The UK national guidance document ‘Surgery and Opioids’ (see resources) is a detailed document on opioid stewardship and underpins this guidance on opioid prescription after surgery.
Surgical patients are nearly four times more likely to get post-discharge opioids than their non-surgical counterparts. Between 3% and 10% of opioid naive patients become chronic users after surgery.
It is important to differentiate two groups of patients with respect to post-surgical opioid prescribing. The first group of patients are the ‘opioid naïve’ (ON) group ie these patients were not taking opioids prior to their surgery. The second group are the ‘opioid users’ (OU) ie those who were taking opioids prior to surgery.
The majority of surgical patients are expected to have a pain score less than 4/10 on day 7 post-surgery. The majority of patients need about 5 to 7 days of opioid supply post-operatively in the community.
The UK national guidance states:
- Usually 5 days and no more than 7 days of opioids (including tramadol) should be prescribed.
- The hospital discharge letter must explicitly state the recommended opioid (including tramadol), the dose and the duration.
Patients discharged from hospital should receive the leaflet ‘Understanding and managing pain after surgery’ (see resources).
Post discharge from hospital
If ON patients need opioids for more than 7 days after surgery, a review is required by a skilled healthcare professional. For this minority of surgical patients, an assessment of the factors that might be driving post-operative pain needs to be assessed and an optimal pain relief regimen prescribed. This might mean prescribing opioids beyond 7 days if necessary but keeping it under constant review and reducing opioids as appropriate.
It follows that the patients needing more than 7 days opioid after surgery (minority) have one of the following issues :
- These patients are at the extreme end of the bell curve for pain resolution after surgery and usually have a yellow flag (psychosocial) issue such as high anxiety, depression or catastrophising pre-operatively or post-operatively.
- Ongoing surgical issues such as infection / surgical abdomen, etc, that need to be assessed clinically.
- Patients with pre-operative chronic pain.
- Patients taking pre-operative opioids (OU).
- Patients with substance abuse
- Early suggestion of development of chronic post surgical pain or persistent post-operative opioid use
For those taking opioids prior to surgery (OU), it is important that their opioid dosages are continued throughout the peri-operative period and supplemented by around 30% to 40% top-up of analgesics during this period. These patients are likely to continue to need their long-term opioid medications beyond the post-operative healing period.

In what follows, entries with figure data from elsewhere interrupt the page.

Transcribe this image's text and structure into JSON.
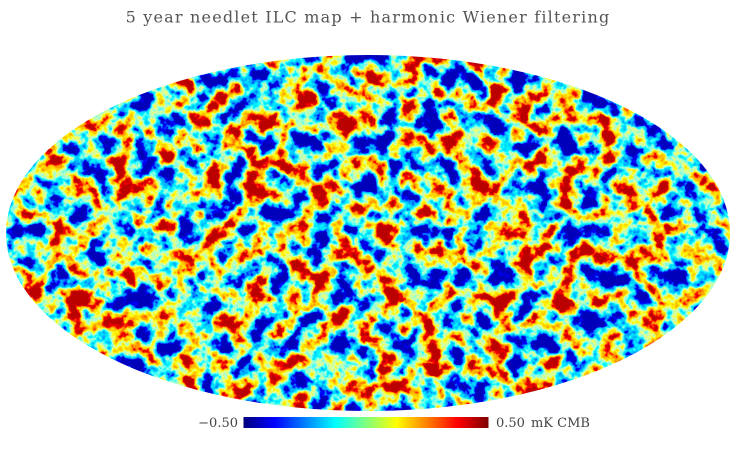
{
  "title": "5 year needlet ILC map + harmonic Wiener filtering",
  "colorbar": {
    "min": {
      "value": -0.5,
      "label": "−0.50"
    },
    "max": {
      "value": 0.5,
      "label": "0.50"
    },
    "unit": "mK CMB"
  }
}
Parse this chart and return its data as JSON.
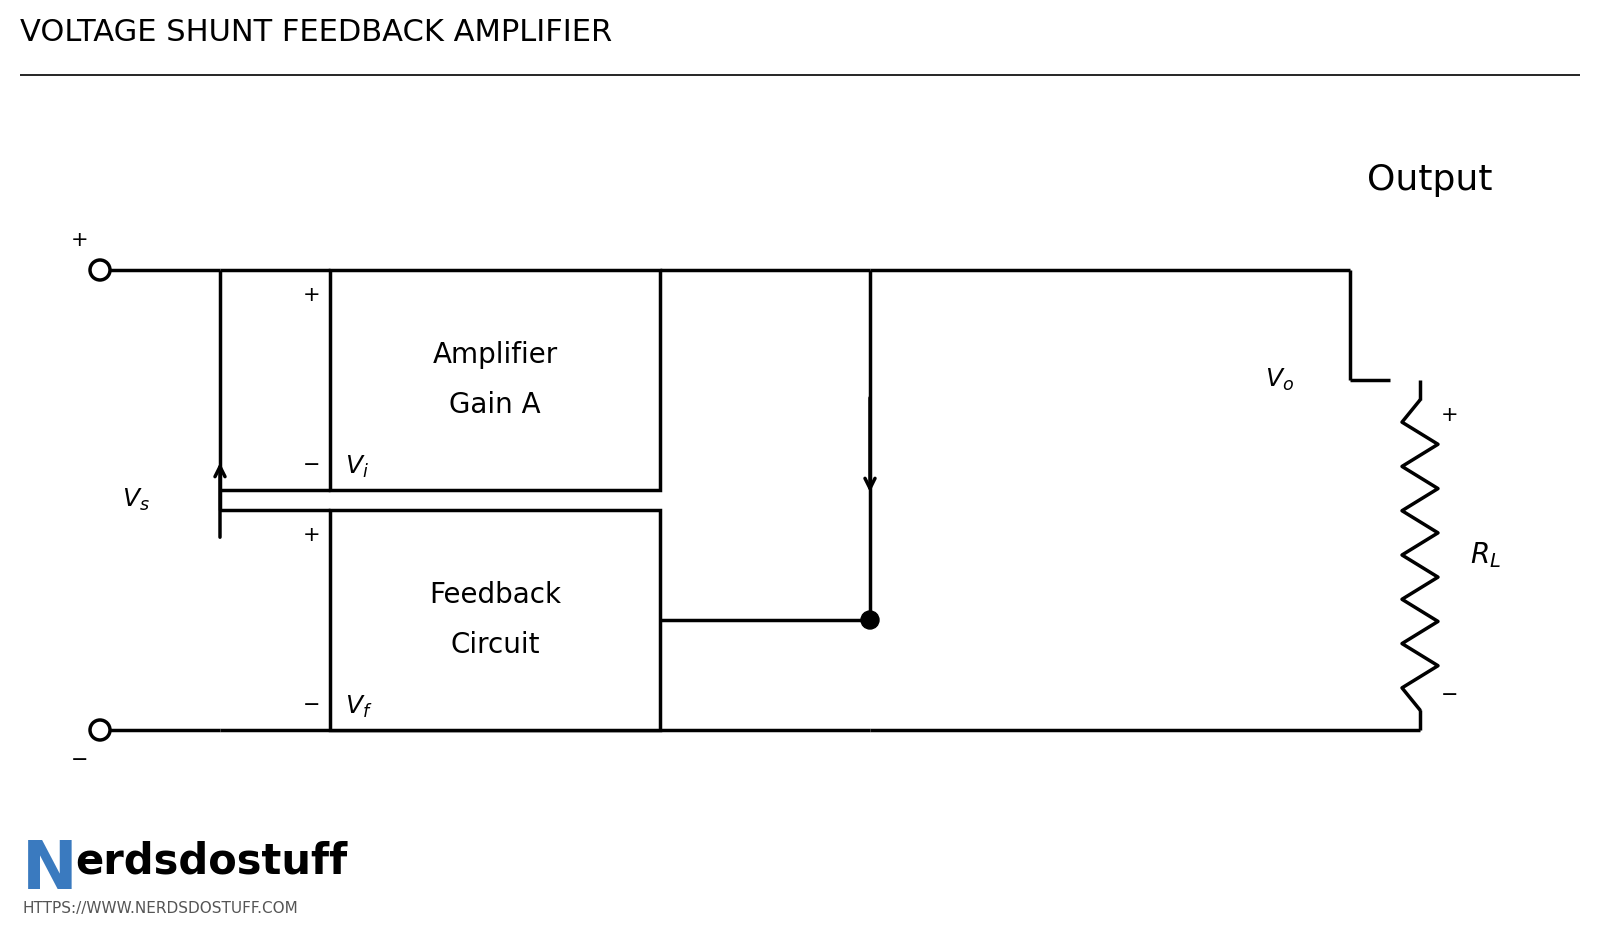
{
  "title": "VOLTAGE SHUNT FEEDBACK AMPLIFIER",
  "bg_color": "#ffffff",
  "line_color": "#000000",
  "title_fontsize": 22,
  "lw": 2.5,
  "logo_N_color": "#3a7abf",
  "logo_text": "erdsdostuff",
  "logo_url": "HTTPS://WWW.NERDSDOSTUFF.COM",
  "amp_label1": "Amplifier",
  "amp_label2": "Gain A",
  "fb_label1": "Feedback",
  "fb_label2": "Circuit",
  "output_label": "Output",
  "Vs_label": "V_s",
  "Vi_label": "V_i",
  "Vo_label": "V_o",
  "Vf_label": "V_f",
  "RL_label": "R_L"
}
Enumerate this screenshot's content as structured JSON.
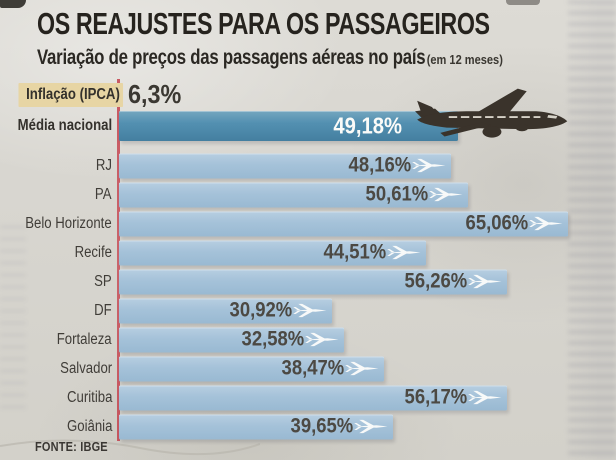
{
  "header": {
    "title": "OS REAJUSTES PARA OS PASSAGEIROS",
    "subtitle": "Variação de preços das passagens aéreas no país",
    "subtitle_note": "(em 12 meses)"
  },
  "chart_data": {
    "type": "bar",
    "orientation": "horizontal",
    "value_unit": "%",
    "title": "OS REAJUSTES PARA OS PASSAGEIROS",
    "subtitle": "Variação de preços das passagens aéreas no país (em 12 meses)",
    "categories": [
      "Inflação (IPCA)",
      "Média nacional",
      "RJ",
      "PA",
      "Belo Horizonte",
      "Recife",
      "SP",
      "DF",
      "Fortaleza",
      "Salvador",
      "Curitiba",
      "Goiânia"
    ],
    "values": [
      6.3,
      49.18,
      48.16,
      50.61,
      65.06,
      44.51,
      56.26,
      30.92,
      32.58,
      38.47,
      56.17,
      39.65
    ],
    "rows": [
      {
        "label": "Inflação (IPCA)",
        "value": 6.3,
        "display": "6,3%",
        "variant": "inflation",
        "bold": true,
        "boxed": true
      },
      {
        "label": "Média nacional",
        "value": 49.18,
        "display": "49,18%",
        "variant": "national",
        "bold": true,
        "boxed": false
      },
      {
        "label": "RJ",
        "value": 48.16,
        "display": "48,16%",
        "variant": "city",
        "bold": false,
        "boxed": false
      },
      {
        "label": "PA",
        "value": 50.61,
        "display": "50,61%",
        "variant": "city",
        "bold": false,
        "boxed": false
      },
      {
        "label": "Belo Horizonte",
        "value": 65.06,
        "display": "65,06%",
        "variant": "city",
        "bold": false,
        "boxed": false
      },
      {
        "label": "Recife",
        "value": 44.51,
        "display": "44,51%",
        "variant": "city",
        "bold": false,
        "boxed": false
      },
      {
        "label": "SP",
        "value": 56.26,
        "display": "56,26%",
        "variant": "city",
        "bold": false,
        "boxed": false
      },
      {
        "label": "DF",
        "value": 30.92,
        "display": "30,92%",
        "variant": "city",
        "bold": false,
        "boxed": false
      },
      {
        "label": "Fortaleza",
        "value": 32.58,
        "display": "32,58%",
        "variant": "city",
        "bold": false,
        "boxed": false
      },
      {
        "label": "Salvador",
        "value": 38.47,
        "display": "38,47%",
        "variant": "city",
        "bold": false,
        "boxed": false
      },
      {
        "label": "Curitiba",
        "value": 56.17,
        "display": "56,17%",
        "variant": "city",
        "bold": false,
        "boxed": false
      },
      {
        "label": "Goiânia",
        "value": 39.65,
        "display": "39,65%",
        "variant": "city",
        "bold": false,
        "boxed": false
      }
    ],
    "xlim": [
      0,
      70
    ],
    "grid": false,
    "legend": null,
    "source": "FONTE: IBGE",
    "colors": {
      "bar": "#a5c2d9",
      "bar_national": "#4d89ac",
      "axis_line": "#c4414d",
      "value_text": "#4c4943",
      "value_text_national": "#ffffff",
      "label_highlight_bg": "#e7d5a4",
      "paper": "#d8d6d0"
    },
    "icons": {
      "city_marker": "airplane-icon",
      "national_marker": "jet-silhouette-icon"
    }
  }
}
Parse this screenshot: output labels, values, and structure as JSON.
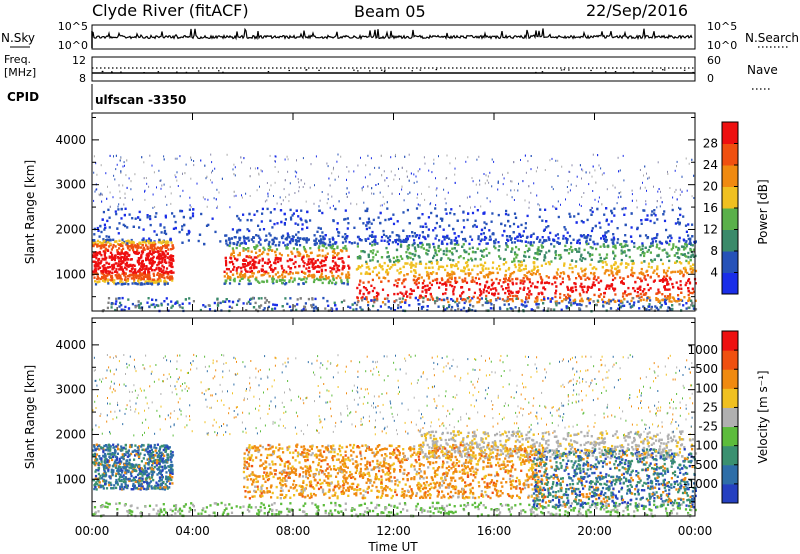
{
  "chart_data": {
    "type": "heatmap",
    "header": {
      "station": "Clyde River (fitACF)",
      "beam": "Beam 05",
      "date": "22/Sep/2016"
    },
    "noise_panel": {
      "left_label": "N.Sky",
      "left_ticks": [
        "10^5",
        "10^0"
      ],
      "right_ticks": [
        "10^5",
        "10^0"
      ],
      "right_label": "N.Search"
    },
    "freq_panel": {
      "left_label": "Freq.",
      "left_unit": "[MHz]",
      "left_ticks": [
        "12",
        "8"
      ],
      "right_ticks": [
        "60",
        "0"
      ],
      "right_label": "Nave"
    },
    "cpid": {
      "label": "CPID",
      "value": "ulfscan -3350"
    },
    "x_axis": {
      "title": "Time UT",
      "range_hours": [
        0,
        24
      ],
      "tick_labels": [
        "00:00",
        "04:00",
        "08:00",
        "12:00",
        "16:00",
        "20:00",
        "00:00"
      ]
    },
    "y_axis": {
      "title": "Slant Range [km]",
      "range_km": [
        180,
        4600
      ],
      "tick_labels": [
        "1000",
        "2000",
        "3000",
        "4000"
      ]
    },
    "power_panel": {
      "colorbar_title": "Power [dB]",
      "colorbar_ticks": [
        "28",
        "24",
        "20",
        "16",
        "12",
        "8",
        "4"
      ],
      "colors": [
        "#1a2ee8",
        "#2652b8",
        "#3a8a6a",
        "#5ab04a",
        "#f0c020",
        "#f08a10",
        "#f05010",
        "#ee1010"
      ]
    },
    "velocity_panel": {
      "colorbar_title": "Velocity [m s⁻¹]",
      "colorbar_ticks": [
        "1000",
        "500",
        "100",
        "25",
        "-25",
        "-100",
        "-500",
        "-1000"
      ],
      "colors": [
        "#2540c0",
        "#2e6ea8",
        "#3a9070",
        "#5cbc3c",
        "#b0b0b0",
        "#f0c020",
        "#f08a10",
        "#f05010",
        "#ee1010"
      ]
    }
  }
}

There is a strong case to de-escalate or taper opioids in individuals who have had successful surgeries to relieve pain (eg knee / hip replacement) and no longer need opioid support for their pain. Weaning of opioid medication should be gradual and patients can be reassured that, while there might be some short term withdrawal symptoms, there is good evidence that pain will be no worse. Community based de-escalation has been trialed by the i-wotch trial. For information on opioid weaning, see Faculty of Pain Medicine: Tapering and Stopping (see resources).
For the majority of patients, a 5 to 7-day supply of opioids at discharge from hospital after surgery is optimal. For those who need more than 7 days opioid supply after surgery, a review is necessary to optimise pain relief, detect surgical issues and prevent the development of persistent post operative opioid use (PPOU) or chronic post-surgical pain (CPSP).